Turning to the vaccines business, Walmsley pointed out that GSK has 16 candidates in late-stage development including five that could potentially launch by 2026, notably its late-stage RSV vaccine. The biopharma group is looking to include messenger RNA — used for Moderna Inc.'s and BioNTech SE-Pfizer Inc.'s successful COVID-19 vaccines — as one of its technology platforms potentially by next year, the CEO said.

Elsewhere, plans to list the spinoff consumer business will result in GSK holding on to a 20% stake in the unit in the short term, which Morgan Stanley estimates could raise up to £5 billion when off-loaded. GSK also announced a higher-than-expected dividend for 2022 of 55 pence, dropping back to 45 pence from 2023 beating consensus expectation of 37 pence for the new biopharma business. Walmsley predicted sales growth of 5% in the next five years and adjusted operating profit of 10% at the U.K.'s second-largest pharmaceutical company.

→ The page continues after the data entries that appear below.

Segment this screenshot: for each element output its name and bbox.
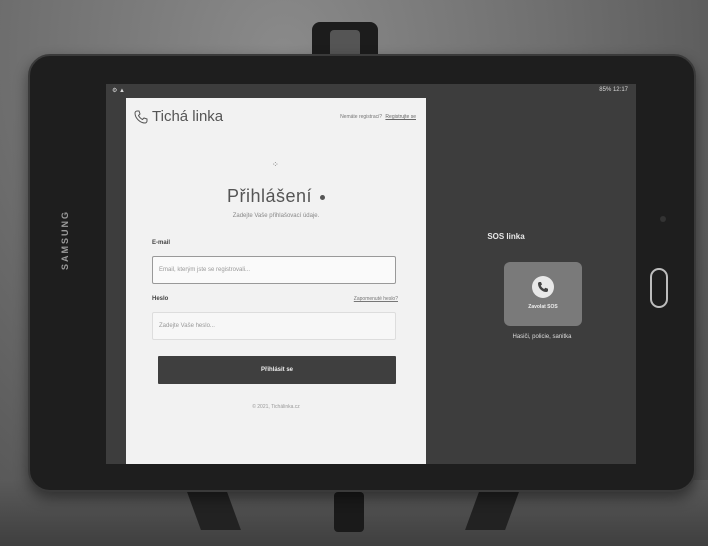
sos-button-label: Zavolat SOS <box>528 304 558 310</box>
register-link[interactable]: Registrujte se <box>385 114 416 120</box>
password-field[interactable]: Zadejte Vaše heslo... <box>152 312 396 340</box>
logo-text: Tichá linka <box>152 108 224 125</box>
loading-dots-icon: ⁘ <box>272 160 279 169</box>
home-button[interactable] <box>650 268 668 308</box>
forgot-password-link[interactable]: Zapomenuté heslo? <box>354 296 398 302</box>
photo-scene: SAMSUNG ⚙ ▲ 85% 12:17 Tichá linka Nemáte… <box>0 0 708 546</box>
tablet-screen: ⚙ ▲ 85% 12:17 Tichá linka Nemáte registr… <box>106 84 636 464</box>
email-field[interactable]: Email, kterým jste se registrovali... <box>152 256 396 284</box>
brand-label: SAMSUNG <box>60 209 70 270</box>
tablet-device: SAMSUNG ⚙ ▲ 85% 12:17 Tichá linka Nemáte… <box>28 54 696 492</box>
sos-title: SOS linka <box>487 232 525 241</box>
email-label: E-mail <box>152 240 171 246</box>
login-button[interactable]: Přihlásit se <box>158 356 396 384</box>
status-battery-time: 85% 12:17 <box>599 87 628 93</box>
sos-description: Hasiči, policie, sanitka <box>512 334 572 340</box>
camera-icon <box>660 216 666 222</box>
stand-hinge <box>334 492 364 532</box>
page-title-text: Přihlášení <box>226 186 313 206</box>
status-bar: ⚙ ▲ 85% 12:17 <box>106 84 636 98</box>
page-subtitle: Zadejte Vaše přihlašovací údaje. <box>232 213 320 219</box>
login-panel: Tichá linka Nemáte registraci? Registruj… <box>126 98 426 464</box>
app-logo[interactable]: Tichá linka <box>134 108 223 125</box>
password-label: Heslo <box>152 296 169 302</box>
sos-call-button[interactable]: Zavolat SOS <box>504 262 582 326</box>
register-row: Nemáte registraci? Registrujte se <box>340 114 416 120</box>
sos-phone-icon <box>532 276 554 298</box>
copyright: © 2021, Tichálinka.cz <box>252 404 300 410</box>
phone-icon <box>134 110 148 124</box>
title-dot-icon <box>320 194 326 200</box>
register-prompt: Nemáte registraci? <box>340 114 383 120</box>
page-title: Přihlášení <box>126 186 426 207</box>
notification-icon: ⚙ ▲ <box>112 88 125 94</box>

After recent stake-building by U.S. activist investor Elliott Management heaped greater scrutiny on GSK's strategy plans, Walmsley's focus remained on communicating "this most important corporate shift for 20 years" and refused to be drawn on shareholders. Still, she was unwavering in defense of her continuing role as CEO.

"I am a change agent. I am a business leader. And I am very excited about the new plans for new GSK that we're laying out today," she said. "My focus is resolutely on leading us through this transformation through a successful separation and with momentum beyond that."